Sports world slowly gets back to normal as e-training thrives
Published: Jul 01, 2020 09:18 PM

Players of Chinese Super League side Tianjin Teda take part in a training session on Tuesday in Tianjin. Photo: VCG

The 2020 season of the Chinese Super League (CSL) is scheduled to start on July 25, the Chinese Football Association (CFA) announced on Wednesday, with the games to be played in Suzhou, East China's Jiangsu Province and Dalian, Northeast China's Liaoning Province.

"To satisfy people's eager anticipation for the restoration of the CSL, the CFA decided that the 2020 CSL will be held on July 25 in Suzhou and Dalian," the CFA said in a statement on Wednesday. The CFA will do its utmost to ensure the safety of the games and strictly abide by national epidemic prevention requirements, it said.

The CSL is not the first domestic sports league to return to competition as the outbreak eases in most regions of China. The basketball league Chinese Basketball Association resumed on June 20.

However, the domestic sports industry is still not back to normal, especially in Beijing, amid pressure to prevent a second wave of the coronavirus outbreak.

Chinese figure skater Chen Lu told the Global Times on Wednesday that the skating center she founded in Beijing is about 50-percent occupied in terms of the number of learners, with more at the weekends.

"We reopened in early May, but many of our foreign coaches from Canada and Russia couldn't make it back because of the deteriorating situation overseas.

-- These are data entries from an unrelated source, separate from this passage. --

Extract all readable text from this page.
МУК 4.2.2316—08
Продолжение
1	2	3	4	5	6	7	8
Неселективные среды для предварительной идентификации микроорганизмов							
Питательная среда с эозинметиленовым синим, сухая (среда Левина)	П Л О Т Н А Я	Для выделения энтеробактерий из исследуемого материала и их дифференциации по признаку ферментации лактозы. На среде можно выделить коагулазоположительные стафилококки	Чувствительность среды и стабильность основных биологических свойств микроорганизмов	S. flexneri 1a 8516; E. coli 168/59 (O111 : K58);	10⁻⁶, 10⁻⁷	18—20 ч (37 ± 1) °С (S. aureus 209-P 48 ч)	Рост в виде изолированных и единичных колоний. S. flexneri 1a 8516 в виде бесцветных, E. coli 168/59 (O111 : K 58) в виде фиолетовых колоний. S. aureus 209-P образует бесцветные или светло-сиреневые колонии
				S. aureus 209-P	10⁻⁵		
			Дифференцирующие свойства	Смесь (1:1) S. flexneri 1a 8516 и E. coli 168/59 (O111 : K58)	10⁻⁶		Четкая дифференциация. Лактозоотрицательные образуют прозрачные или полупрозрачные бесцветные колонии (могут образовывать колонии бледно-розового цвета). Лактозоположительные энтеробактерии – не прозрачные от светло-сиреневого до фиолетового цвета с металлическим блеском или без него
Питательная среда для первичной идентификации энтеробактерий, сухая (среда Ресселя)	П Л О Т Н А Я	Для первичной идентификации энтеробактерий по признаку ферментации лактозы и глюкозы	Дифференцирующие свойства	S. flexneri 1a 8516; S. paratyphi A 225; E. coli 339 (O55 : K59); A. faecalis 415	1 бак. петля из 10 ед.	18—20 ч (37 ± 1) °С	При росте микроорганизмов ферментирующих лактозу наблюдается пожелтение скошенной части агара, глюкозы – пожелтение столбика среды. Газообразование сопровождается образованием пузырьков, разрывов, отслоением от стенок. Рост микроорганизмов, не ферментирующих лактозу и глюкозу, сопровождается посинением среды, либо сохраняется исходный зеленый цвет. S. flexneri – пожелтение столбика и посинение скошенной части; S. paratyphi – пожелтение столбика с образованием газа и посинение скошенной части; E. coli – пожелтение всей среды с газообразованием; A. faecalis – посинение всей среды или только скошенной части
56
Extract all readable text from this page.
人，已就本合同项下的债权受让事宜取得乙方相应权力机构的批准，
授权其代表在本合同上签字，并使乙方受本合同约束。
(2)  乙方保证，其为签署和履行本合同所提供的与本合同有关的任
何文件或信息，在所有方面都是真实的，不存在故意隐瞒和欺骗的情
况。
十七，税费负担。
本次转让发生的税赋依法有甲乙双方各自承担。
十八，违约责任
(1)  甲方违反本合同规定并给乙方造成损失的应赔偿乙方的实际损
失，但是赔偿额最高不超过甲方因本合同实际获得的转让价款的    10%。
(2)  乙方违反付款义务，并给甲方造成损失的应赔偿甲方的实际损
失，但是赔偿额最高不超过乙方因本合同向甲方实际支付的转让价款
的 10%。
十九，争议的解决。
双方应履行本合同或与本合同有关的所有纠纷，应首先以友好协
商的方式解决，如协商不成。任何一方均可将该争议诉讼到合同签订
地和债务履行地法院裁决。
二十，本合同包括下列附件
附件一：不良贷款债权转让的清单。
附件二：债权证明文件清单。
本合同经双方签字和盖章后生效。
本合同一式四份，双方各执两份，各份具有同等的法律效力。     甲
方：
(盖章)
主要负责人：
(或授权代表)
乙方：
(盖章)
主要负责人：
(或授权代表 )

To prevent the spread of the coronavirus, we also reduced our opening hours by about one-third," Chen said, noting that the plan to build a skating center in Shenzhen, South China's Guangdong Province has also been delayed.

Zhu He, founder of Beijing-based gym Yiji Tineng, said his gym's usage has been at the same level since it reopened at the end of May. 

"During the coronavirus outbreak, we ramped up efforts to develop online training. I believe the whole industry's confidence will revive after the outbreak stabilizes domestically," he said.

In contrast, online sports surged amid the outbreak. Xiong Mingjun, founder of the Beijing-based internet yoga brand Wake, told the Global Times that his company's cash flow in the first half of the year was about 6-fold the level before the global pandemic.

"The closure of yoga studios pushed users to accept online yoga training," Xiong said, noting that the number of active users doubled during the period.

As part of a move to boost the night economy, Wenzhou in East China's Zhejiang Province recently announced plans to grant incentives of up to 700,000 yuan ($99,120) to companies that organize large-scale sports events like bowling matches.